We then use cudarc to initialize a CudaDevice, consume kernel.ptx, unsafely asyncrhonously launch a CudaFunction, and unsafely reclaim data from the device.

Hooray! We can

let foo = unsafe { 33.square_over_two() }.unwrap();

Define the standalone launcher _square_over_two

This free functions has signature

unsafe fn _square_over_two<const N: usize>()
-> Result<Box<[i32; N], spindle::range::Error>

It performs a comparable sequence of allocations.

We can now

let bar: Box<[_; 33]> = unsafe { _square_over_two() }.unwrap();

Error handling

The function signatures should tell the story and the unwrap()'s log our progress.

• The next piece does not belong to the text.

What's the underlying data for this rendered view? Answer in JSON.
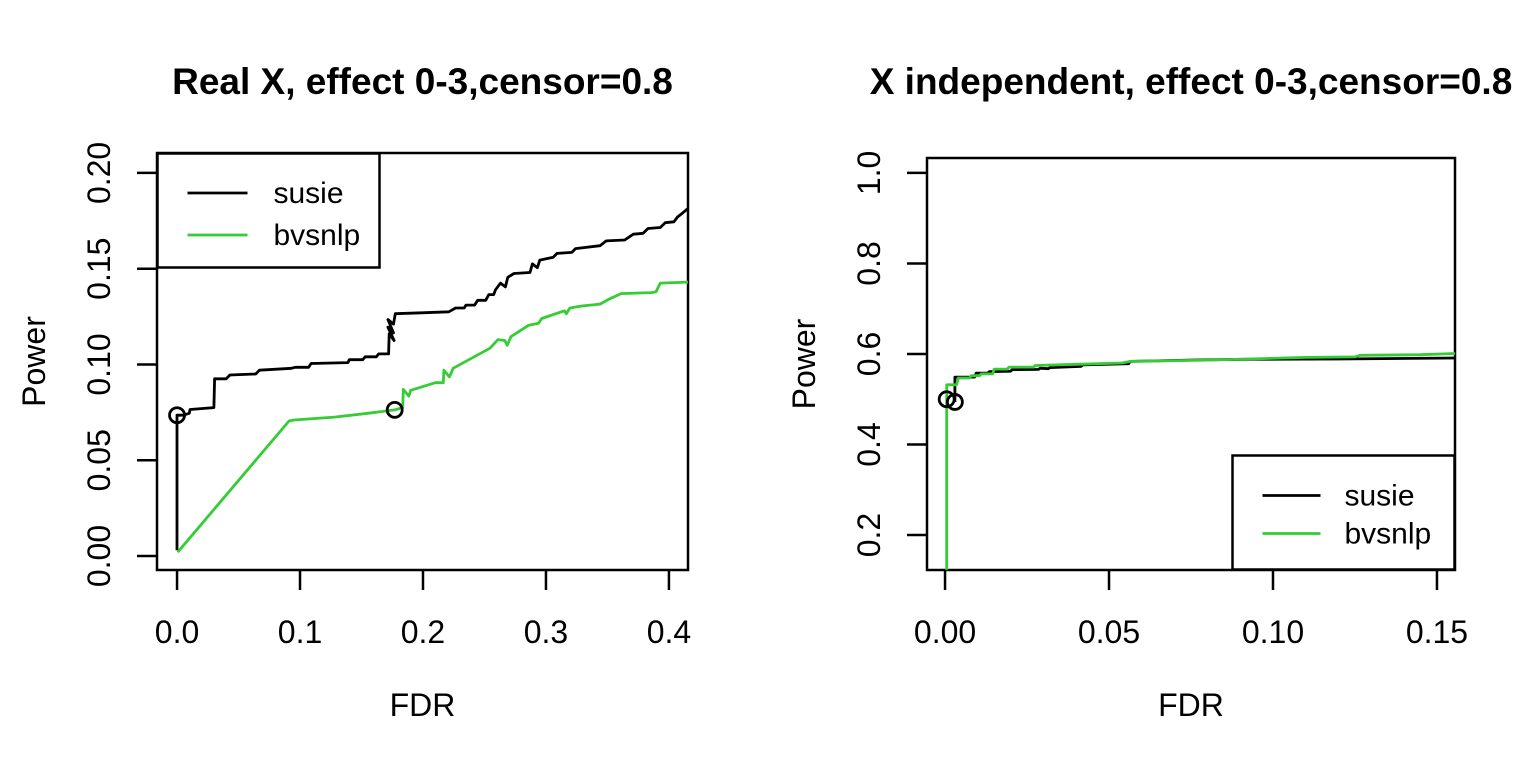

I believe the memory management is correct, but I would love inspection from fresh eyes. Feedback, such as a github issue or PR, is welcome.

Why cudarc over rust-cuda?

No specific reason, outside of familiarity. It would be fantastic to switch between them via feature flags. PRs welcome, but the Minimum Viable Product comes first.

Other features?

Too many to list. No matter what we do, every feature should be ergonomic, correct, and safe, all tied as Priority #1. Next comes performance, as much as I love it.